Adding that the government should do more to combat child poverty, he said: "I just hope that the political winds change because to me it is utterly shameful and then you add onto it the kind of vitriol that describes my parents as skivers and all this kind of nastiness that comes from the Daily Mail and co.
"One of the things that I've done over the last year is I've spoken about the things we do to get kids out of county lines and gangs and things.
"You've got some really good people who just don't want to believe it.

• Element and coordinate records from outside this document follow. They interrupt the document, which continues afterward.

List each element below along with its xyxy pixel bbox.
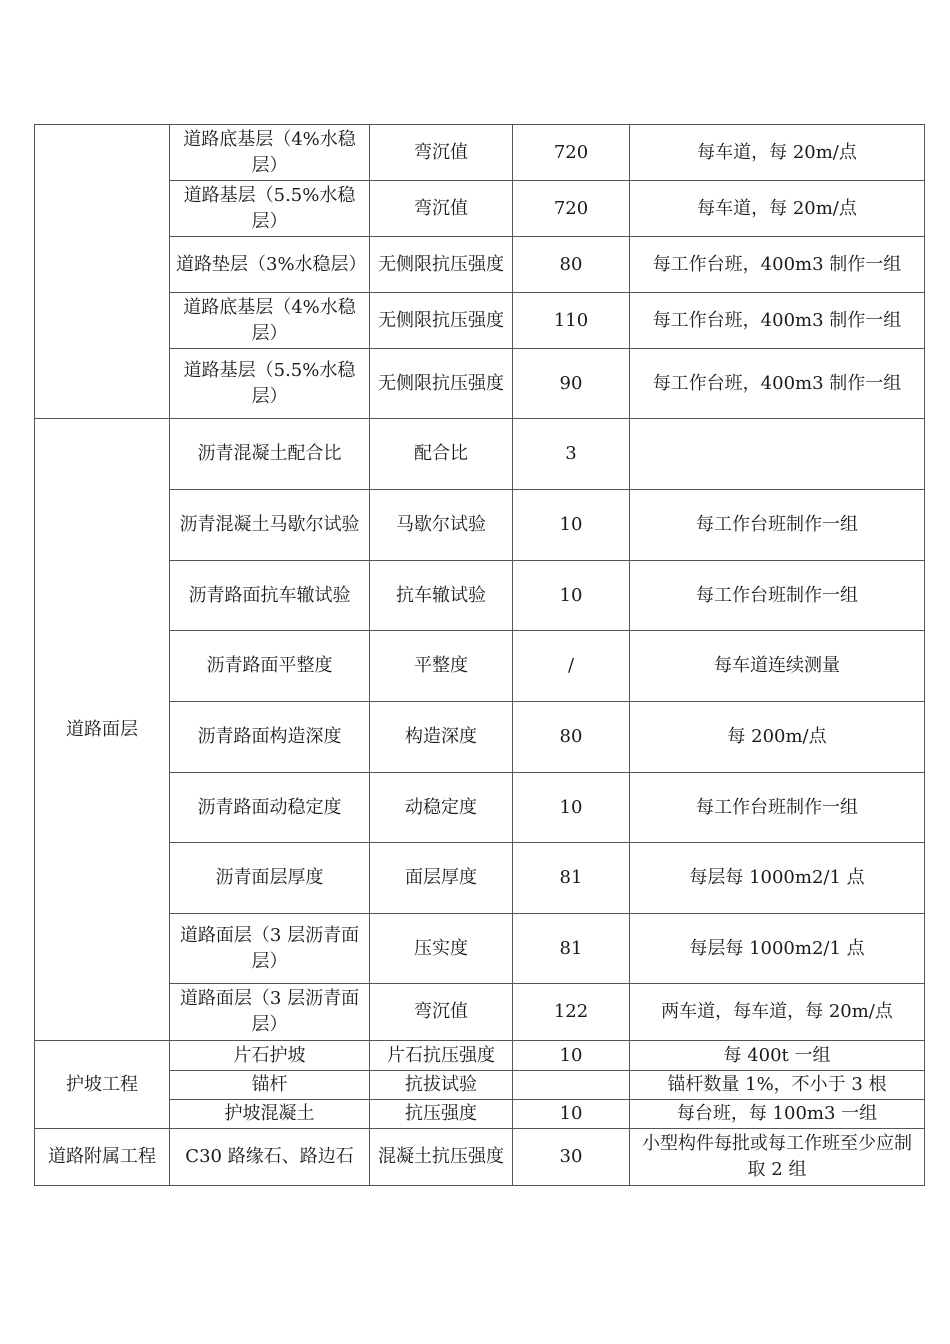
item-cell: 沥青混凝土马歇尔试验 [170,490,370,561]
inspection-table [34,124,925,1186]
count-cell: 80 [513,237,630,293]
count-cell: 10 [513,773,630,843]
count-cell: 720 [513,125,630,181]
count-cell: 10 [513,1041,630,1071]
item-cell: 道路面层（3 层沥青面层） [170,914,370,984]
test-cell: 面层厚度 [370,843,513,914]
test-cell: 混凝土抗压强度 [370,1129,513,1186]
frequency-cell: 每 200m/点 [630,702,925,773]
item-cell: 片石护坡 [170,1041,370,1071]
test-cell: 无侧限抗压强度 [370,293,513,349]
item-cell: 锚杆 [170,1071,370,1100]
frequency-cell: 小型构件每批或每工作班至少应制取 2 组 [630,1129,925,1186]
item-cell: 沥青路面平整度 [170,631,370,702]
test-cell: 抗车辙试验 [370,561,513,631]
frequency-cell: 每台班，每 100m3 一组 [630,1100,925,1129]
item-cell: 道路垫层（3%水稳层） [170,237,370,293]
frequency-cell: 每工作台班制作一组 [630,561,925,631]
count-cell: 122 [513,984,630,1041]
frequency-cell: 每工作台班，400m3 制作一组 [630,237,925,293]
test-cell: 动稳定度 [370,773,513,843]
frequency-cell: 每车道连续测量 [630,631,925,702]
item-cell: 道路底基层（4%水稳层） [170,125,370,181]
frequency-cell: 锚杆数量 1%，不小于 3 根 [630,1071,925,1100]
test-cell: 无侧限抗压强度 [370,237,513,293]
frequency-cell: 每工作台班，400m3 制作一组 [630,349,925,419]
category-cell [35,125,170,419]
test-cell: 配合比 [370,419,513,490]
test-cell: 片石抗压强度 [370,1041,513,1071]
count-cell: 10 [513,1100,630,1129]
count-cell: 81 [513,914,630,984]
frequency-cell: 两车道，每车道，每 20m/点 [630,984,925,1041]
test-cell: 平整度 [370,631,513,702]
item-cell: 道路基层（5.5%水稳层） [170,349,370,419]
item-cell: 沥青混凝土配合比 [170,419,370,490]
test-cell: 抗拔试验 [370,1071,513,1100]
test-cell: 抗压强度 [370,1100,513,1129]
item-cell: 道路基层（5.5%水稳层） [170,181,370,237]
test-cell: 无侧限抗压强度 [370,349,513,419]
count-cell: 110 [513,293,630,349]
item-cell: C30 路缘石、路边石 [170,1129,370,1186]
item-cell: 沥青面层厚度 [170,843,370,914]
item-cell: 沥青路面动稳定度 [170,773,370,843]
item-cell: 沥青路面抗车辙试验 [170,561,370,631]
count-cell: 10 [513,490,630,561]
count-cell: / [513,631,630,702]
frequency-cell: 每 400t 一组 [630,1041,925,1071]
category-cell: 护坡工程 [35,1041,170,1129]
test-cell: 弯沉值 [370,181,513,237]
frequency-cell: 每车道，每 20m/点 [630,125,925,181]
count-cell: 30 [513,1129,630,1186]
frequency-cell: 每工作台班制作一组 [630,490,925,561]
item-cell: 道路面层（3 层沥青面层） [170,984,370,1041]
count-cell: 10 [513,561,630,631]
count-cell: 80 [513,702,630,773]
table-row [35,419,925,490]
item-cell: 道路底基层（4%水稳层） [170,293,370,349]
table-row [35,1129,925,1186]
category-cell: 道路附属工程 [35,1129,170,1186]
test-cell: 马歇尔试验 [370,490,513,561]
category-cell: 道路面层 [35,419,170,1041]
frequency-cell: 每层每 1000m2/1 点 [630,843,925,914]
frequency-cell: 每车道，每 20m/点 [630,181,925,237]
count-cell: 81 [513,843,630,914]
frequency-cell: 每工作台班，400m3 制作一组 [630,293,925,349]
test-cell: 弯沉值 [370,125,513,181]
table-row [35,125,925,181]
count-cell [513,1071,630,1100]
item-cell: 护坡混凝土 [170,1100,370,1129]
frequency-cell [630,419,925,490]
count-cell: 3 [513,419,630,490]
test-cell: 弯沉值 [370,984,513,1041]
frequency-cell: 每层每 1000m2/1 点 [630,914,925,984]
test-cell: 压实度 [370,914,513,984]
test-cell: 构造深度 [370,702,513,773]
count-cell: 720 [513,181,630,237]
item-cell: 沥青路面构造深度 [170,702,370,773]
table-row [35,1041,925,1071]
count-cell: 90 [513,349,630,419]
frequency-cell: 每工作台班制作一组 [630,773,925,843]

"We had Ofsted come in a couple of years back – they're due again unfortunately – and one of the things I did which was a bit of a risk really was I put them with some of our ex-gang children and children that are really struggling.
"The inspector came back in tears saying that actually what you are doing is saving lives and again you could tell they had came into the school saying look, you're rubbish.
"They came in and said we're going to be putting you in special measures and actually they came out saying that the work you are doing here is outstanding.
"They couldn't give us outstanding because the criteria doesn't allow that.
"Kids are living in homes that are cold and up until last year, the school had had a 1960s boiler that had broke down every year, so the school was cold and the reason why the government wouldn't give us money to replace that boiler and fix it was because we were not a good school.
"Policy is if a school is struggling and in difficulties, they won't give it money which to me in a common sense way seems insane. What they say is it's market forces, we support the good schools.
"Market forces doesn't serve areas like this.
"I've got friends who know people that came into the area as a GP and they found that it was so depressing and difficult to work as a GP in Thanet that they left so we have those GP shortages, dentist shortages, the lack of the good food, all of those things."